La Cassazione ha chiarito con la sentenza n. 20686 del 22 luglio 2025 che l’indennità minima per un licenziamento illegittimo non può essere ridotta o azzerata.
La Corte di Appello di Napoli in riforma della sentenza del Tribunale di Benevento, nel dichiarare la illegittimità di un licenziamento intimato in forma orale, non disponeva la reintegra nel posto di lavoro stante la cessazione delle attività imprenditoriali e condannava la datrice di lavoro al solo pagamento delle retribuzioni dal licenziamento detraendo l'aliunde perceptum.
Il lavoratore, lamentando la decurtazione dell’indennità minima, proponeva ricorso per cassazione.
La Suprema Corte, con sentenza n. 20686 del 22 luglio 2025, nel rilevare che l’orientamento per il quale l’'"aliunde perceptum" compensabile riguarda il danno eccedente la misura minima, ha ritenuto che il principio è applicabile anche nell'ambito del licenziamento orale disposto nel contratto a tutele crescenti di cui al d.lgs. 23/15, c.d.
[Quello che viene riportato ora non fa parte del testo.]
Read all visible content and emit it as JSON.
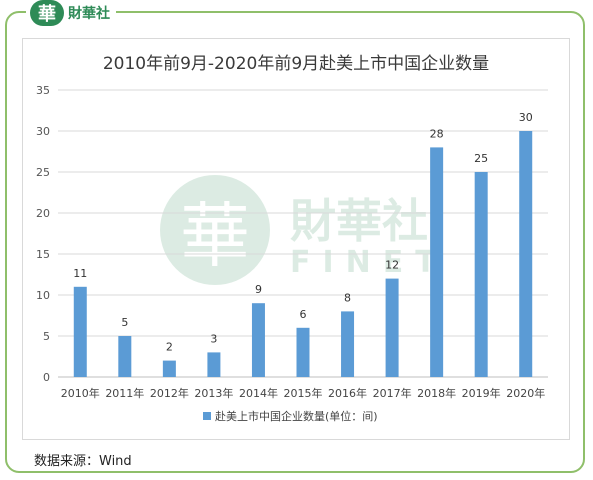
{
  "brand": {
    "mark": "華",
    "name": "財華社",
    "sub": "FINET"
  },
  "source": "数据来源：Wind",
  "colors": {
    "bar": "#5b9bd5",
    "frame": "#8fbf6a",
    "brand": "#2e8b57"
  },
  "chart_data": {
    "type": "bar",
    "title": "2010年前9月-2020年前9月赴美上市中国企业数量",
    "categories": [
      "2010年",
      "2011年",
      "2012年",
      "2013年",
      "2014年",
      "2015年",
      "2016年",
      "2017年",
      "2018年",
      "2019年",
      "2020年"
    ],
    "series": [
      {
        "name": "赴美上市中国企业数量(单位：间)",
        "values": [
          11,
          5,
          2,
          3,
          9,
          6,
          8,
          12,
          28,
          25,
          30
        ]
      }
    ],
    "ylim": [
      0,
      35
    ],
    "yticks": [
      0,
      5,
      10,
      15,
      20,
      25,
      30,
      35
    ],
    "grid": true,
    "legend": "bottom",
    "data_labels": true
  }
}
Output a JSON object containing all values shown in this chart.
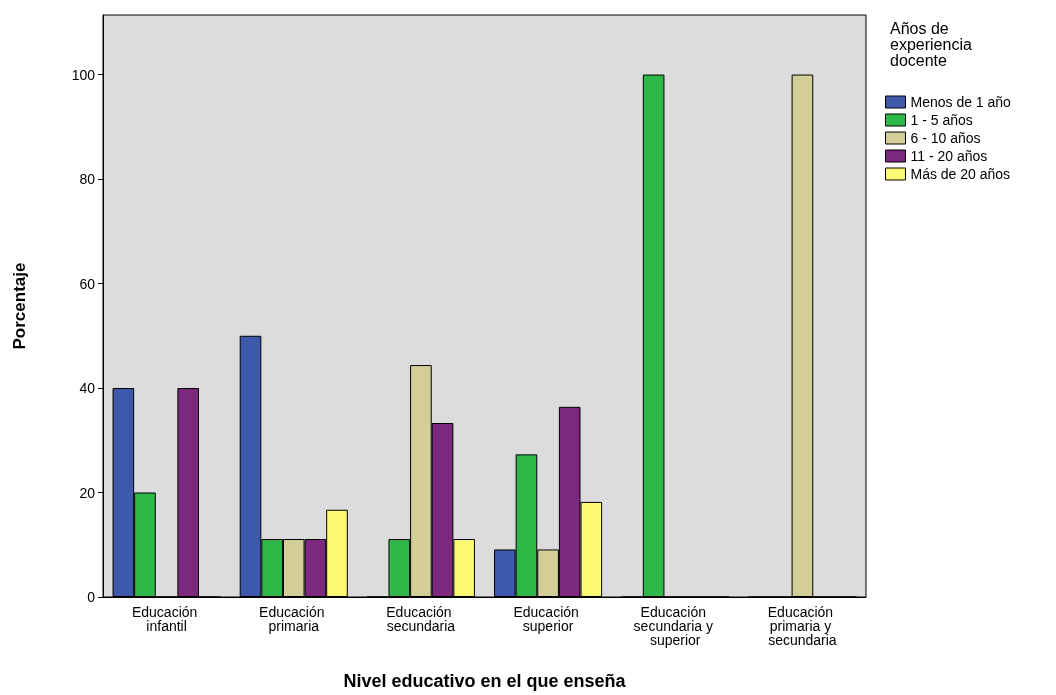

Job's act.
La Cassazione ha quindi affermato che il licenziamento dichiarato illegittimo ai sensi del co. 1 dell'art. 2 del decreto legislativo 23/15 con condanna del datore al risarcimento dei danni al lavoratore compete la misura minima risarcitoria delle cinque mensilità anche nel caso in cui abbia trovato alternativa occupazionale prima del decorso di cinque mesi, restando irrilevante l'aliunde perceptum (detraibile in generale dall'indennità risarcitoria complessiva) maturato nel detto periodo.